Say what you like about Predators, but you can't fault the opening: the hero, Adrien Brody, wakes up to find himself plummeting thousands of feet through the air with a recalcitrant parachute on his back. Seconds later, he lands in a jungle, and several other people fall from the sky in a similar manner. They're all soldiers or professional killers, but none of them know what's happening. Are they hallucinating? Have they been kidnapped? At a time when so many blockbusters open with minutes' worth of voice-over and captions spelling out what's going on, it's bracing to be thrown into a film where some suspense is allowed to build instead.
The title gives it away, of course: Predators dusts off the Predator franchise, which began when Arnold Schwarzenegger went toe-to-toe with a dreadlocked alien in 1987. Anyone who's seen that film or one of its many spin-offs will have some idea of what's in store, but if the rest of Predators is too familiar to be as effective as that skydiving opening, it's still far wittier than most recent action and horror reboots.

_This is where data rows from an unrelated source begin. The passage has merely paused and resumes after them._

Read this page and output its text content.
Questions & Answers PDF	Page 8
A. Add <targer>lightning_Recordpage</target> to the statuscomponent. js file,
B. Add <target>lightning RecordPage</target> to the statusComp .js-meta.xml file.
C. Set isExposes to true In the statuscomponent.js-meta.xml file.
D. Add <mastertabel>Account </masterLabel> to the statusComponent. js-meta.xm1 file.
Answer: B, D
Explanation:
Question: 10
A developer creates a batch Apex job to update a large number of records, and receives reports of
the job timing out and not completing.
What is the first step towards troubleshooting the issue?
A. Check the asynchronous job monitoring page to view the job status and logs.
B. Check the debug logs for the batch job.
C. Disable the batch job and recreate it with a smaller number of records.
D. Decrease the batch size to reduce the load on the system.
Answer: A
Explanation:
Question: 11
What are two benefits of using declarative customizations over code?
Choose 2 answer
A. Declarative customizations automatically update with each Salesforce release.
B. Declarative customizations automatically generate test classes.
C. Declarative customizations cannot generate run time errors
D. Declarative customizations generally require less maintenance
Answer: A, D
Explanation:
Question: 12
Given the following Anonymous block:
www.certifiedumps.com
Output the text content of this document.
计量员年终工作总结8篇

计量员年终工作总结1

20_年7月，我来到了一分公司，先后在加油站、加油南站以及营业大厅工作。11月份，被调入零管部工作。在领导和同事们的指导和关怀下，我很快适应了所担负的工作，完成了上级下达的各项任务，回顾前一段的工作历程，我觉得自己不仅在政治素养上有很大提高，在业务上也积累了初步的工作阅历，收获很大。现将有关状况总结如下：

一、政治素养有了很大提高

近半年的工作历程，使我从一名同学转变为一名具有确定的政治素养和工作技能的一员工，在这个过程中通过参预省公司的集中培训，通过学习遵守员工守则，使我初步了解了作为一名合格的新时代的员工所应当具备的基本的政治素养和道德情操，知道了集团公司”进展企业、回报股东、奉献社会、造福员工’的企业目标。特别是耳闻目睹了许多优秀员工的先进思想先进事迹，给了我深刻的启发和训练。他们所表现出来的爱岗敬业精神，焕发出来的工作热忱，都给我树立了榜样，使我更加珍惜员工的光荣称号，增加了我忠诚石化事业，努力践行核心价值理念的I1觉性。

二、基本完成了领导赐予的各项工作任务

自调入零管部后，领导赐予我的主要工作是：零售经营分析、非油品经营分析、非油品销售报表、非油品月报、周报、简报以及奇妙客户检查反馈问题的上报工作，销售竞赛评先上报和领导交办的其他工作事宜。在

Produced by Robert Rodriguez, Predators has the romping vitality that Rodriguez's films tend to have, plus the tight focus they usually lack. In short, it feels like the start of a franchise, not the tail end of one.
Nicholas Barber sees whether Toy Story 3 lives up to the buzz
Also Showing: 11/07/2010
The Twilight Saga: Eclipse (121 mins, 12A)
At the start of Eclipse, the third film to be adapted from Stephenie Meyer's vampire teen-romance novels, Bella (Kristen Stewart) and her undead boyfriend (Robert Pattinson) are lolling in a meadow, discussing marriage. At the end of the film, they're doing exactly the same. In the intervening two hours ... well, Bella graduates from high school, hangs around with a shirtless werewolf (Taylor Lautner), and attends lectures about how terrible it is to be an immortal superhuman. But that's about it until we get to an admittedly rousing fight scene later on. It's bizarre to hear that Meyer's final Twilight book is to be spread across two films, considering that this enervated instalment has scant material for one.
Gangster's Paradise: Jerusalema (118 mins, 15)
If you haven't seen enough of South Africa in recent weeks, don't miss this clumsily titled but exhilarating crime saga. It follows its charming anti-hero from hawking fake perfume in mid-Nineties Soweto to establishing himself as a racketeering kingpin in contemporary Johannesburg, a trajectory influenced by Hollywood gangster films and Donald Trump's autobiography. The spectacular shoot-outs are underpinned by wry satire on "the new South Africa": car-jacking is simply "affirmative repossession". It has a cracking soundtrack, vibrant colours, and only one mention of football.
The Seventh Dimension (90 mins, 15)
A gang of conspirators in a high-rise flat hack into secret Vatican archives in order to decrypt the Bible Code. This low-budget British supernatural thriller is hysterical in more ways than one, but despite being unreasonably incompetent, it buzzes with so much loopy ambition that it should appeal to bad film lovers everywhere.